I devour the words, along with my almonds, in content. My peace is soon interrupted when four twenty-somethings across the aisle from us, start a spirited game of spades at their bus table.
“Children. They’re children!” My seatmate says to the sleeping man. The woman sighs, rustles her paper and plastic, and goes back to reading her newspaper. “A dorm.” She says to herself, “I think we’ve fallen into a dorm!” I hide my smile behind my book.
Her high-pitched cackle cuts through the silence. I give up on reading. She wakes the old man to read a review for a Korean “castration movie,” ending with how the victims “learn to adjust.” He makes no attempt to smile or grimace and puts his headphones back in. The countryside seems to fly by with the minutes. Meanwhile, the game of spades keeps on going.

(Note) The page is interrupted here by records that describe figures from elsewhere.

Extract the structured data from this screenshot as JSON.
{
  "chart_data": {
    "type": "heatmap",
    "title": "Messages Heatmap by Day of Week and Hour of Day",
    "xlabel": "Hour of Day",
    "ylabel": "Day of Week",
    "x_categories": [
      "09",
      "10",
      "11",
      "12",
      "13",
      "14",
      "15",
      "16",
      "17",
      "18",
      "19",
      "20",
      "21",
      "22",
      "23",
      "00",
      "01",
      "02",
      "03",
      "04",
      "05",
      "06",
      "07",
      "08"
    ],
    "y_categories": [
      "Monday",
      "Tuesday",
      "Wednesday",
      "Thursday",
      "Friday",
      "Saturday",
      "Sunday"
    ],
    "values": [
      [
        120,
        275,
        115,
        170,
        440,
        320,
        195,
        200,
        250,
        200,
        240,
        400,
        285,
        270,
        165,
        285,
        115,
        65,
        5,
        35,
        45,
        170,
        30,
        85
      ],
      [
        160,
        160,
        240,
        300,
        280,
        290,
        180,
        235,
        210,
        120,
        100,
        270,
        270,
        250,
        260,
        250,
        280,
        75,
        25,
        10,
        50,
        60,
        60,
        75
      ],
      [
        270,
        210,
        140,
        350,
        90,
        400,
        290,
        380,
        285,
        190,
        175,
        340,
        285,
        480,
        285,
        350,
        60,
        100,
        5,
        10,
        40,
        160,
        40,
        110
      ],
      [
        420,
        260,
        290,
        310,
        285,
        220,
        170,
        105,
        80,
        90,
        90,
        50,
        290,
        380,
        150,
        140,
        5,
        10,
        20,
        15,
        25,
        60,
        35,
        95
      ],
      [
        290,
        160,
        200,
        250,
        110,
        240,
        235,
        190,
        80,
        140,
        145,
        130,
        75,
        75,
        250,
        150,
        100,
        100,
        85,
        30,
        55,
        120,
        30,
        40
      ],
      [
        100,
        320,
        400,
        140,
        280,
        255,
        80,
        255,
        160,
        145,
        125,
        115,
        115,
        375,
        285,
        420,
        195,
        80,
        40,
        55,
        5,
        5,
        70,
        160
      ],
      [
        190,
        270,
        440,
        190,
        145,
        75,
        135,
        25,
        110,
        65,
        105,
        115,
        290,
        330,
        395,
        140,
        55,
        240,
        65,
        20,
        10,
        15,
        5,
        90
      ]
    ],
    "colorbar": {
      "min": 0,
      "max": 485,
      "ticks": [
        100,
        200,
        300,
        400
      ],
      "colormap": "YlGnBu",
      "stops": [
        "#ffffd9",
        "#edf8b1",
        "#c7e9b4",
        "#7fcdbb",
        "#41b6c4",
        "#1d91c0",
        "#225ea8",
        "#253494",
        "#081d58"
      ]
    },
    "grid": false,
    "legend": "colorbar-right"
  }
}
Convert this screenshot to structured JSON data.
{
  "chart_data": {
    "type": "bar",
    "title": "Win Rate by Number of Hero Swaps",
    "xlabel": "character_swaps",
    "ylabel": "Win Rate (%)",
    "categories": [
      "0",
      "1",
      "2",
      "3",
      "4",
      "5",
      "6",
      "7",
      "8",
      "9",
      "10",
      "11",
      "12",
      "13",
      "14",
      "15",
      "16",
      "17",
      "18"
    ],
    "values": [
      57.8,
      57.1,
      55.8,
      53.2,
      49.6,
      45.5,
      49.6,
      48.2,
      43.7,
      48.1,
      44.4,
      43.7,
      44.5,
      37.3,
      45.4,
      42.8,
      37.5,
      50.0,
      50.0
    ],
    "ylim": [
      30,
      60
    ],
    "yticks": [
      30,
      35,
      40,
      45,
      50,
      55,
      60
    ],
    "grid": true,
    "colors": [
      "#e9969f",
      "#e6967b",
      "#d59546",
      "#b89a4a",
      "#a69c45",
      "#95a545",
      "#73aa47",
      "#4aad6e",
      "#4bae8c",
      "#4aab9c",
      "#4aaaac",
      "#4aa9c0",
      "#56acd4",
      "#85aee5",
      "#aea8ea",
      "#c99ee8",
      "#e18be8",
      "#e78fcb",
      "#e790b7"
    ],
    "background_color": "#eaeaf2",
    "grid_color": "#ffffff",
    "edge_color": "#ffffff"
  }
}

“It’s ok, we’re learning! It’s a learning process…” says a boy in khakis and a striped shirt amid shrieks and giggles.
“Let’s google it! What’s this called, Spades?” asks a girl who hasn’t let go of her iPhone throughout the whole game. Her voice reminds me of all the things I hated about high school.
“Maybe they’re practicing for an exam,” the woman says. There’s no response from the old man trying to sleep. She taps him and he tiredly removes his earphones.
“Do they offa’ classes in cards at school?” she says. A slight shrug is all she receives.
“Fast track to Vegas!!” she laughs and he puts his earphones back in, only to take them out again as she asks,
“What is the allure of cards for four hours? There’s no prize!”
“Score” he murmurs simply with a shrug.
The woman seems satisfied with his one word answer. She leans back in her plastic and watches the fields fly by her window.
“Ladder!” The man says suddenly, excitement making his voice rise above a whisper for the first time. He points his pale finger at a truck passing with a fancy, extendable ladder strapped to the roof. The woman briefly looks out the window but says nothing. The truck passes and they both settle back into their own worlds.
About a half an hour later, the woman puts down her newspaper, taps the man and says, “I thought her name was Ellen Degenerate! It’s Degeneres!”
At this, the quiet man catches my eye. I suppress a laugh and his slightly asymmetrical, white mustache twitches up into the first smile of the bus ride. Beneath his wire frames I see a look my grandfather used to make when my grandmother would say something hilariously naïve or ignorant. Beneath all the bickering and the nagging, there stood the pretty little girl he married, and he never forgot how she made him laugh.